As any specialised tech lawyer or technology consultant will tell you, digital transformation projects are not for the faint of heart.

The more innovative and untested the technology solutions are, and the more those solutions will radically transform your business, the higher the risk is of project failure.

Over the last ten years, there have been hundreds of news reports of failed digital transformation projects. There are now so many documented failures, no organisation can say they haven’t been warned.

The May 16 article in The Economist, titled “Why so many IT projects go so horribly wrong” is no exception.

Citing research published by an Oxford professor, the article points out that IT projects have unique risk management challenges.
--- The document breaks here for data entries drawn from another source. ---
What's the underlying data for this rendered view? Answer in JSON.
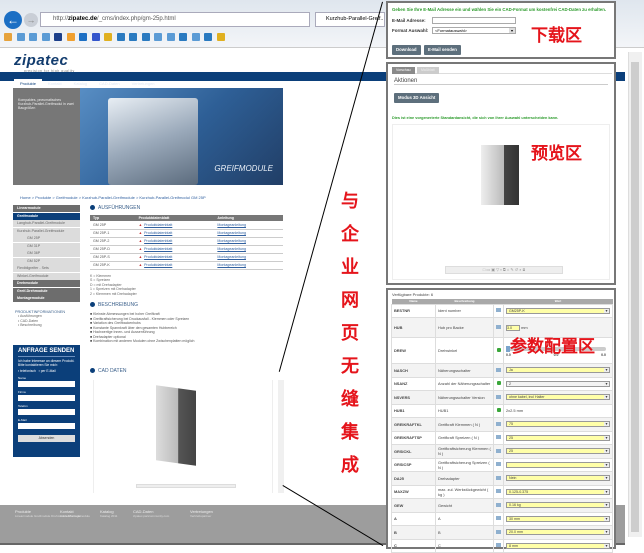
{
  "browser": {
    "back": "←",
    "url_pre": "http://",
    "url_host": "zipatec.de",
    "url_path": "/_cms/index.php/gm-25p.html",
    "tab": "Kurzhub-Parallel-Greif..."
  },
  "site": {
    "logo": "zipatec",
    "slogan": "precision for high quality",
    "nav": [
      "Produkte",
      "Kontakt",
      "Katalog",
      "CAD-Daten",
      "Vertretungen"
    ],
    "hero": {
      "side_text": "Kompaktes, pneumatisches Kurzhub-Parallel-Greifmodul in zwei Baugrößen",
      "caption": "GREIFMODULE"
    },
    "breadcrumb": "Home > Produkte > Greifmodule > Kurzhub-Parallel-Greifmodule > Kurzhub-Parallel-Greifmodul GM 25P",
    "sidebar": [
      {
        "label": "Linearmodule",
        "style": "dark"
      },
      {
        "label": "Greifmodule",
        "style": "blue"
      },
      {
        "label": "Langhub-Parallel-Greifmodule",
        "style": "light"
      },
      {
        "label": "Kurzhub-Parallel-Greifmodule",
        "style": "light"
      },
      {
        "label": "GM 25P",
        "style": "light"
      },
      {
        "label": "GM 31P",
        "style": "light"
      },
      {
        "label": "GM 36P",
        "style": "light"
      },
      {
        "label": "GM 52P",
        "style": "light"
      },
      {
        "label": "Flexibilgreifer - Sets",
        "style": "light"
      },
      {
        "label": "Winkel-Greifmodule",
        "style": "light"
      },
      {
        "label": "Drehmodule",
        "style": "dark"
      },
      {
        "label": "Greif-Drehmodule",
        "style": "dark"
      },
      {
        "label": "Montagemodule",
        "style": "dark"
      }
    ],
    "prodinfo": {
      "title": "PRODUKTINFORMATIONEN",
      "items": [
        "Ausführungen",
        "CAD-Daten",
        "Beschreibung"
      ]
    },
    "ausf": {
      "title": "AUSFÜHRUNGEN",
      "headers": [
        "Typ",
        "Produktdatenblatt",
        "Anleitung"
      ],
      "rows": [
        [
          "GM 25P",
          "Produktdatenblatt",
          "Montageanleitung"
        ],
        [
          "GM 25P-1",
          "Produktdatenblatt",
          "Montageanleitung"
        ],
        [
          "GM 25P-2",
          "Produktdatenblatt",
          "Montageanleitung"
        ],
        [
          "GM 25P-D",
          "Produktdatenblatt",
          "Montageanleitung"
        ],
        [
          "GM 25P-S",
          "Produktdatenblatt",
          "Montageanleitung"
        ],
        [
          "GM 25P-K",
          "Produktdatenblatt",
          "Montageanleitung"
        ]
      ],
      "legend": [
        "K = Klemmen",
        "S = Spreizen",
        "D = mit Drehadapter",
        "1 = Spreizen mit Drehadapter",
        "2 = Klemmen mit Drehadapter"
      ]
    },
    "beschreibung": {
      "title": "BESCHREIBUNG",
      "items": [
        "Kleinste Abmessungen bei hoher Greifkraft",
        "Greifkraftsicherung bei Druckausfall - Klemmen oder Spreizen",
        "Variation des Greifbackenhubs",
        "Konstante Spannkraft über den gesamten Hubbereich",
        "Hochwertige Innen- und Aussenführung",
        "Drehadapter optional",
        "Kombination mit anderen Modulen ohne Zwischenplatten möglich"
      ]
    },
    "form": {
      "title": "ANFRAGE SENDEN",
      "subtitle": "Ich habe Interesse an diesem Produkt. Bitte kontaktieren Sie mich:",
      "opt1": "telefonisch",
      "opt2": "per E-Mail",
      "fields": [
        "Name",
        "Firma",
        "Telefon",
        "E-Mail"
      ],
      "submit": "Absenden"
    },
    "cad": {
      "title": "CAD DATEN"
    },
    "footer": [
      {
        "h": "Produkte",
        "s": "Linearmodule Greifmodule Drehmodule Montagemodule"
      },
      {
        "h": "Kontakt",
        "s": "Kontaktformular"
      },
      {
        "h": "Katalog",
        "s": "Katalog 2011"
      },
      {
        "h": "CAD-Daten",
        "s": "zipatec.partcommunity.com"
      },
      {
        "h": "Vertretungen",
        "s": "Vertriebspartner"
      }
    ]
  },
  "download": {
    "intro": "Geben Sie Ihre E-Mail Adresse ein und wählen Sie ein CAD-Format um kostenfrei CAD-Daten zu erhalten.",
    "email_label": "E-Mail Adresse:",
    "email_value": "",
    "format_label": "Format Auswahl:",
    "format_value": "<Formatauswahl>",
    "download_btn": "Download",
    "email_btn": "E-Mail senden",
    "annotation": "下载区"
  },
  "preview": {
    "tabs": [
      "Vorschau",
      "Maßblatt"
    ],
    "section": "Aktionen",
    "mode_btn": "Modus 3D Ansicht",
    "note": "Dies ist eine vorgenerierte Standardansicht, die sich von Ihrer Auswahl unterscheiden kann.",
    "annotation": "预览区"
  },
  "params": {
    "available": "Verfügbare Produkte: 6",
    "headers": [
      "Name",
      "Beschreibung",
      "",
      "Wert"
    ],
    "annotation": "参数配置区",
    "rows": [
      {
        "name": "BESTNR",
        "desc": "Ident number",
        "icon": "table",
        "value": "GM25P-K",
        "kind": "select"
      },
      {
        "name": "HUB",
        "desc": "Hub pro Backe",
        "icon": "table",
        "value": "3.0",
        "unit": "mm",
        "kind": "input"
      },
      {
        "name": "DREW",
        "desc": "Drehwinkel",
        "icon": "lock",
        "kind": "slider",
        "slider": [
          "0.0",
          "0.0",
          "0.0"
        ]
      },
      {
        "name": "NASCH",
        "desc": "Näherungsschalter",
        "icon": "table",
        "value": "Ja",
        "kind": "select"
      },
      {
        "name": "NSANZ",
        "desc": "Anzahl der Näherungsschalter",
        "icon": "lock",
        "value": "2",
        "kind": "select-gray"
      },
      {
        "name": "NSVERS",
        "desc": "Näherungsschalter Version",
        "icon": "table",
        "value": "ohne kabel, incl Halter",
        "kind": "select"
      },
      {
        "name": "HUB1",
        "desc": "HUB1",
        "icon": "lock",
        "value": "2x2.5 mm",
        "kind": "text"
      },
      {
        "name": "GREIKRAFTKL",
        "desc": "Greifkraft Klemmen ( N )",
        "icon": "table",
        "value": "75",
        "kind": "select"
      },
      {
        "name": "GREIKRAFTSP",
        "desc": "Greifkraft Spreizen ( N )",
        "icon": "table",
        "value": "25",
        "kind": "select"
      },
      {
        "name": "GRSICKL",
        "desc": "Greifkraftsicherung Klemmen ( N )",
        "icon": "table",
        "value": "25",
        "kind": "select"
      },
      {
        "name": "GRSICSP",
        "desc": "Greifkraftsicherung Spreizen ( N )",
        "icon": "table",
        "value": "",
        "kind": "select"
      },
      {
        "name": "DA25",
        "desc": "Drehadapter",
        "icon": "table",
        "value": "Nein",
        "kind": "select"
      },
      {
        "name": "MAXZW",
        "desc": "max. zul. Werkstückgewicht ( kg )",
        "icon": "table",
        "value": "0.125-0.375",
        "kind": "select"
      },
      {
        "name": "GEW",
        "desc": "Gewicht",
        "icon": "table",
        "value": "0.16 kg",
        "kind": "select"
      },
      {
        "name": "A",
        "desc": "A",
        "icon": "table",
        "value": "30 mm",
        "kind": "select"
      },
      {
        "name": "B",
        "desc": "B",
        "icon": "table",
        "value": "20.0 mm",
        "kind": "select"
      },
      {
        "name": "C",
        "desc": "C",
        "icon": "table",
        "value": "8 mm",
        "kind": "select"
      }
    ]
  },
  "annotation_vertical": [
    "与",
    "企",
    "业",
    "网",
    "页",
    "无",
    "缝",
    "集",
    "成"
  ],
  "colors": {
    "brand": "#0b3f7a",
    "annotation": "#e5141b",
    "hint_green": "#2a9a2a",
    "select_bg": "#ffffa8"
  }
}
That research discloses that the mean cost overrun for 20 per cent of all IT projects is 450 per cent, and that those risks exist because “IT projects reach deep into organisations, which means tech neophytes often call the shots”.

The neophyte risk rings true because very few IT executives will oversee more than just a few critical transformative projects in their entire career.

The many documented failures of transformative projects are exactly why a 36-page chapter of my 2021 book concerning IT project best practices is titled “Why Technology Projects Fail: Lessons Learned”, and why the next chapter in the book is titled “Dear IT Executive: Let’s Put The Lessons Learned Into Practice”.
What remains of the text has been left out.